With respect to the case, when firstly, in an opposition procedure, a patent has been maintained in accordance with Article 102(3) EPC, where secondly the impugned decision was only based on the patentee's sole request, and where thirdly an appeal was filed by the patentee, decisions T 239/92 and T 552/97 clearly show the consistent case law of the Boards in indicating the rejection of such an appeal as being inadmissible, if the impugned decision did follow the respective appellant's sole request.
3. Based on the Minutes of the oral proceedings held on 28. November 1996, the content of the impugned interlocutory decision taken by the Opposition Division and the reasons given in the notice of appeal and the written statement setting out the grounds of appeal for the filing of an appeal there can be no considerable doubt that at the end of the oral proceedings the patentee agreed to the maintenance of the patent in amended form which was thought acceptable to the Opposition Division and thus finally became content of the impugned decision. Since the accepted request was, at the time the decision was made, the sole remaining request on the side of the patentee, which fact has been confirmed by the respondents I and III, he was not and could not be adversely affected by the impugned decision. Indeed, the reasons that "The patentees consider that in the light of the Reasons for the decision the limitation introduced into amended claim 1 as allowed is not necessary..." (notice of appeal dated 30. June 1997, page 1) and that "The Proprietor - Appellant is adversely affected in the sense that they consider the claims of the text of the application as found acceptable in the Interlocutory Decision are unduly narrow in scope" (written statement dated 3. September 1997, page 1), cannot be considered by the Board as reasons which permit a party to be adversely affected by a decision in the meaning of Article 107 EPC, since these reasons result from the proprietor's own main and sole request and do not result from not allowed requests.

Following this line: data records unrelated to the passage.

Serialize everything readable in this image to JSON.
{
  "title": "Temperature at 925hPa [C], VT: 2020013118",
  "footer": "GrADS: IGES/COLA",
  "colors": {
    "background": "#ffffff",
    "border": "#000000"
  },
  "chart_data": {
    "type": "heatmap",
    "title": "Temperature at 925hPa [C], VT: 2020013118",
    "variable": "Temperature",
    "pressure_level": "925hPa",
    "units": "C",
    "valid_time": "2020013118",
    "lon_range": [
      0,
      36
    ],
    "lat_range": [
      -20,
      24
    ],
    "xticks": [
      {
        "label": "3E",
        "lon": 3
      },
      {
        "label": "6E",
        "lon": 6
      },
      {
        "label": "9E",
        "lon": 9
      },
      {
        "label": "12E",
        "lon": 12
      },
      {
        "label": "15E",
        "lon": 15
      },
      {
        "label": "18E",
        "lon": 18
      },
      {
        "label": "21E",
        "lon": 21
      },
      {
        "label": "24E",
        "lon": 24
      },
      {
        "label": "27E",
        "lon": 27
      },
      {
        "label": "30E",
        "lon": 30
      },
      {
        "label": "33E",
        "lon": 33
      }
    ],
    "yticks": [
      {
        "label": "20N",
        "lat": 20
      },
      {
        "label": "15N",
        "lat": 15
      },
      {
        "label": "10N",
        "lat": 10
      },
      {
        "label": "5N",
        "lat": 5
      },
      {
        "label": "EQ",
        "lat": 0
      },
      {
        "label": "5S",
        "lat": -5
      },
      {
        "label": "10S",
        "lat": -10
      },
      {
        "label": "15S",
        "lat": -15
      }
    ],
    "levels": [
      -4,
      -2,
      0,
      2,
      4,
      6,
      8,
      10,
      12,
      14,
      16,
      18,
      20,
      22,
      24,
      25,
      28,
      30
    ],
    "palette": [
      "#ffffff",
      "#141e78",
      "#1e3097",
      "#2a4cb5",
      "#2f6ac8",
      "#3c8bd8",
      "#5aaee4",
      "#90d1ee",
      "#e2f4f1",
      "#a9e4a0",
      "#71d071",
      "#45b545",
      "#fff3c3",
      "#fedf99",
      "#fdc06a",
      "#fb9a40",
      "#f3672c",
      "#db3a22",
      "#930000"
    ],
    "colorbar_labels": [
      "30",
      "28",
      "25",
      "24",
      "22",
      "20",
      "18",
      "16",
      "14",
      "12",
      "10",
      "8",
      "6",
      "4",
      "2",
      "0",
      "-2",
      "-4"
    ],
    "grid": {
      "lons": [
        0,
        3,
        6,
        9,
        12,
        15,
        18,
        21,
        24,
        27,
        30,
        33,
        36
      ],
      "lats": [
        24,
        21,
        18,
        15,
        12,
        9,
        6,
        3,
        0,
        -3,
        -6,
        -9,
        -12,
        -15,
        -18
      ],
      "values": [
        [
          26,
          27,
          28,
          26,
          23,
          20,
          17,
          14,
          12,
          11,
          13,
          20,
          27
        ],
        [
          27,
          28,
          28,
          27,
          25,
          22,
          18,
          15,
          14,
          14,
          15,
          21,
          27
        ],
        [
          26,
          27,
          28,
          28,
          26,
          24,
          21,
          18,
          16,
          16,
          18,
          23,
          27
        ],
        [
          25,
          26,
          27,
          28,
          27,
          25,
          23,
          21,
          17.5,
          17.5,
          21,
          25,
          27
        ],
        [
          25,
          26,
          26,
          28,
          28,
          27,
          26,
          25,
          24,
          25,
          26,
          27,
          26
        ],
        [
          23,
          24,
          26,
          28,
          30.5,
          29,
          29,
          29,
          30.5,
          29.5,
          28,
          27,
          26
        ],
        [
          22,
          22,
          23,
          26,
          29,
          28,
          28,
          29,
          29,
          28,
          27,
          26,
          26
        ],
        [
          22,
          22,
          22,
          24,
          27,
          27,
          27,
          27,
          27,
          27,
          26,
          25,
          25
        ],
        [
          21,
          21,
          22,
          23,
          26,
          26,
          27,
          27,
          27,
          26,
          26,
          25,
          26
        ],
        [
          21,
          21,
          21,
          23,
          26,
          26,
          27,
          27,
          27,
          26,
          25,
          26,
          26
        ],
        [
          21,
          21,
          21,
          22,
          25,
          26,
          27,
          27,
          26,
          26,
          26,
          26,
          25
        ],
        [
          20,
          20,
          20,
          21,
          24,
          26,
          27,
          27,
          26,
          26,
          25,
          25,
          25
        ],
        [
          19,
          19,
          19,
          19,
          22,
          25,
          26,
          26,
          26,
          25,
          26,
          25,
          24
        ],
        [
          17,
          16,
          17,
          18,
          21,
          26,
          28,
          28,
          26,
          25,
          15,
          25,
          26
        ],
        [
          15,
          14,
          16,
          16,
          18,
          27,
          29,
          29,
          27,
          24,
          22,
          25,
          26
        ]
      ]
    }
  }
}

4. The Board can furthermore not follow the patentee's argument that the announcement of the Chairman in the oral proceedings of 28 November 1996 that claim 1 of the main request originally discussed during the oral proceedings did not involve an inventive step should be considered as a "verbal decision" which adversely affected the patentee's position and therefore would allow an appeal. Since the Minutes clearly indicate that the respective announcement was a mere opinion of the Opposition Division which was not intended to terminate the proceedings but to reopen the discussion on the case, an appeal against such an "opinion" would be inadmissible. In the present case that opinion did not become part of the final decision since the request for which that opinion was relevant was withdrawn by the patentee. This must have been clear to a party represented by an experienced professional representative. Furthermore, this handling with main and subsidiary requests is such normal practice in the proceedings before the EPO, that there was no necessity on the side of the Opposition Division to direct the patentee to potential problems. The Board therefore can not find any of the alleged procedural violations.
5. In view of the above, the appeal has to be rejected as inadmissible.
Therefore, the subsidiary requests of the Respondents (see above section V) do not have to be taken into account.
ORDER
For these reasons it is decided that:
The appeal is rejected as inadmissible.